La memoria de otros años anteriores vino ahora, bruscamente, a presentarse ante él. Y continuó caminando: pero ahora la memoria de otros años anteriores caminaba frente a él. Bien, pues estaba visto que el alfiler iba a martirizarle hasta el último minuto. De todos modos corría ya la postrera noche. Luego vendría la gran calma. Y después el gran vacío tranquilo de su dichosa inanidad.

Pensó que fatalmente debía ser así, que como fase inicial de toda su vida posterior debería encontrarse ese gran vacío.

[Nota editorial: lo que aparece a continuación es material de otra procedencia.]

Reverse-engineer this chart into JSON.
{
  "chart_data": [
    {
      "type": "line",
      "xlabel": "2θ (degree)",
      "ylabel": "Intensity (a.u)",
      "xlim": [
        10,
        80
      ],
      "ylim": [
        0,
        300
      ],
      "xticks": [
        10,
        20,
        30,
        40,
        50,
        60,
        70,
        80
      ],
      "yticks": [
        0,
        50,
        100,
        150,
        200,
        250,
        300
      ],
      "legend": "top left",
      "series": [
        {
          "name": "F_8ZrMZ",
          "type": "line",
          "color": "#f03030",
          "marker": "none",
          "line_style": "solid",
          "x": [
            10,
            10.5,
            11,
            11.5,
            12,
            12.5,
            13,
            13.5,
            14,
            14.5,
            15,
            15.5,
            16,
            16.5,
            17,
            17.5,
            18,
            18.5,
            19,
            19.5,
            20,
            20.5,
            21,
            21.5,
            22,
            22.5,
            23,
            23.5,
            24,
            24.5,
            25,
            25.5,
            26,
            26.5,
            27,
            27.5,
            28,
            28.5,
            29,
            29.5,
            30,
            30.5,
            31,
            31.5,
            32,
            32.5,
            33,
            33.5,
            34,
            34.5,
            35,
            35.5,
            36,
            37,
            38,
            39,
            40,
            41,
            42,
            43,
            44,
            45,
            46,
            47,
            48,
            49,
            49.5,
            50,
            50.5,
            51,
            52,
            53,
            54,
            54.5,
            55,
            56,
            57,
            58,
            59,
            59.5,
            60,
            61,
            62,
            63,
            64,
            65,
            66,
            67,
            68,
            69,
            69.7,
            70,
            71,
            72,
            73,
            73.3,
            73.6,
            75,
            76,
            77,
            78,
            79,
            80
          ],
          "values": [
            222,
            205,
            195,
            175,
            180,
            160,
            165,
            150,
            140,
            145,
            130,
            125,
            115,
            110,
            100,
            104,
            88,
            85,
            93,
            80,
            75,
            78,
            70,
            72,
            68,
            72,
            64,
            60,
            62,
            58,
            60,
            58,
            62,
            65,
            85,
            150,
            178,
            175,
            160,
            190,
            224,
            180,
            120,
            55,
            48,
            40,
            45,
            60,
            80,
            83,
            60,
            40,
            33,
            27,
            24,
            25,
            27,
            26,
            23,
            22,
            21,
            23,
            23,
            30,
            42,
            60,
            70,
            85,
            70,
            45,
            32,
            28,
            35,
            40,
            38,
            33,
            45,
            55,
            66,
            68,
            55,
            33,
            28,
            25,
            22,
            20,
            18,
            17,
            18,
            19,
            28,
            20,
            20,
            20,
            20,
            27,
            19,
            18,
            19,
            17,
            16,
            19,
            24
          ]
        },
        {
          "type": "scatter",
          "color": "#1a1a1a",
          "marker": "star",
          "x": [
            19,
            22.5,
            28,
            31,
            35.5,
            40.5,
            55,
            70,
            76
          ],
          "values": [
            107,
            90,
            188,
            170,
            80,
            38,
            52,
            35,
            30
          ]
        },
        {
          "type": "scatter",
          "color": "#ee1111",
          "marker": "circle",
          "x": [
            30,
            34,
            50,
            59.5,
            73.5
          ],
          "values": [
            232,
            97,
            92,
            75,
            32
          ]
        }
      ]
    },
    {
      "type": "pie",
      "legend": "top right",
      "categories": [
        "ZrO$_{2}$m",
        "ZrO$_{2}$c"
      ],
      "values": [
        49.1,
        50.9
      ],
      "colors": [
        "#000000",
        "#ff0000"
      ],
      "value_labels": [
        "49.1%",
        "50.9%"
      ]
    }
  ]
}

Estaba ahora en una calle concurrida, llena de rumores. Hoy, este sábado, a las once y media de esta noche, parecía la ciudad tener un aspecto muy extraño y muy distinto. Arriba, casi sobre su cabeza, una línea de ventanas derramaba los gritos de muchas gargantas y el eco sordo de muchas voces. Pensó que debía tratarse de una disco barata o de un baile de barrio. Y más lejos, en un cinematógrafo, chillaba el gran anuncio de un melodrama turbio. Tras el muro, viniendo de la pequeña cabina, se oía la voz de una mujer mezclada con la voz de una compleja música. Y parecía captarse el latido de muchos pequeños corazones encerrados en la sala. Y el pálpito de muchos cerebros apretándose a una idea. O el temblor de muchos ojos, de muchos labios inquietos, el volar de muchas noches. Y siempre el latido de los pequeños corazones, siempre la voz de su pálpito, su monocorde palpitar.